DAFT: Distilling Adversarially Fine-tuned Models for Better OOD Generalization
This addresses the fragility of deep learning models to distribution shifts, offering improved OOD generalization for applications requiring reliable performance in varied environments, though it appears incremental as it builds on existing adversarial training and distillation techniques.
The paper tackles the problem of out-of-distribution (OOD) generalization in deep learning by proposing DAFT, a method that distills knowledge from adversarially fine-tuned teachers to improve robustness, achieving up to 6% accuracy gains over state-of-the-art methods on standard benchmarks.
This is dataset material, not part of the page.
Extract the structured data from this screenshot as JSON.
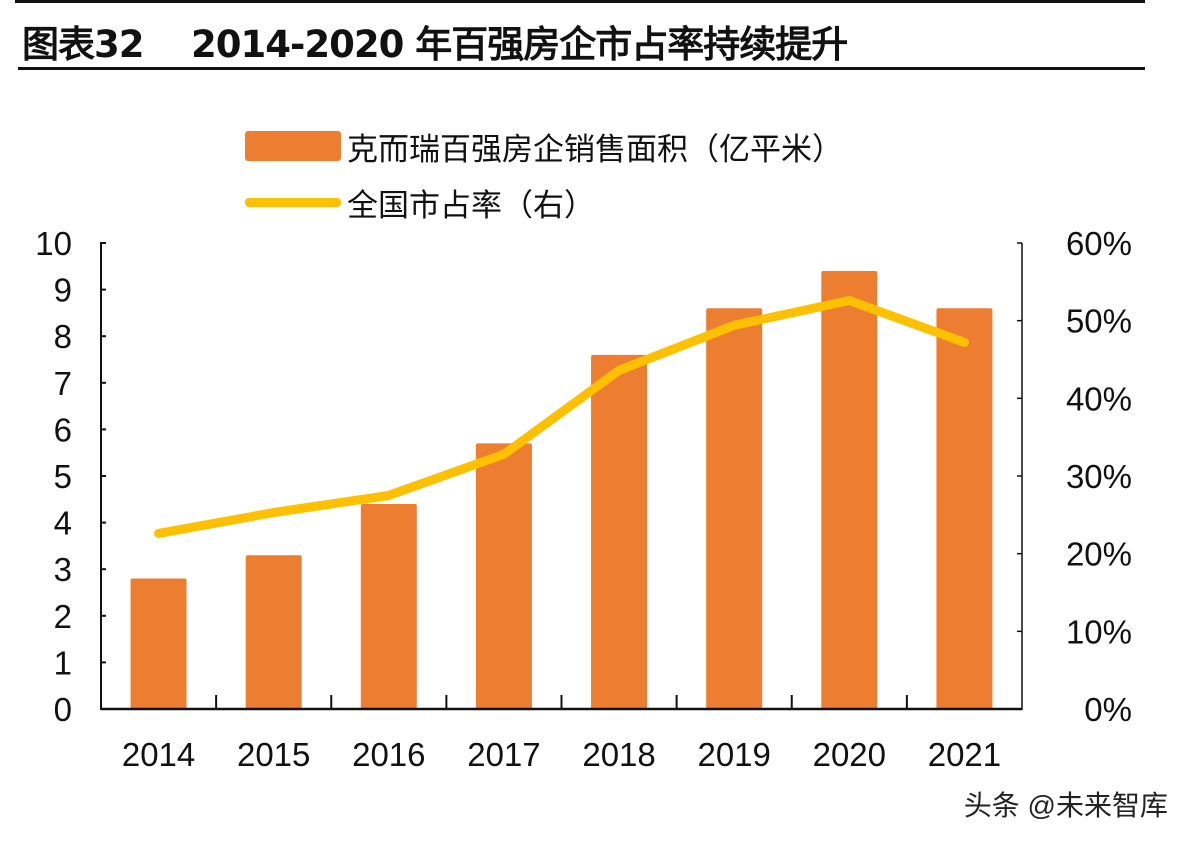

We consider the problem of OOD generalization, where the goal is to train a model that performs well on test distributions that are different from the training distribution. Deep learning models are known to be fragile to such shifts and can suffer large accuracy drops even for slightly different test distributions. We propose a new method - DAFT - based on the intuition that adversarially robust combination of a large number of rich features should provide OOD robustness. Our method carefully distills the knowledge from a powerful teacher that learns several discriminative features using standard training while combining them using adversarial training. The standard adversarial training procedure is modified to produce teachers which can guide the student better. We evaluate DAFT on standard benchmarks in the DomainBed framework, and demonstrate that DAFT achieves significant improvements over the current state-of-the-art OOD generalization methods. DAFT consistently out-performs well-tuned ERM and distillation baselines by up to 6%, with more pronounced gains for smaller networks.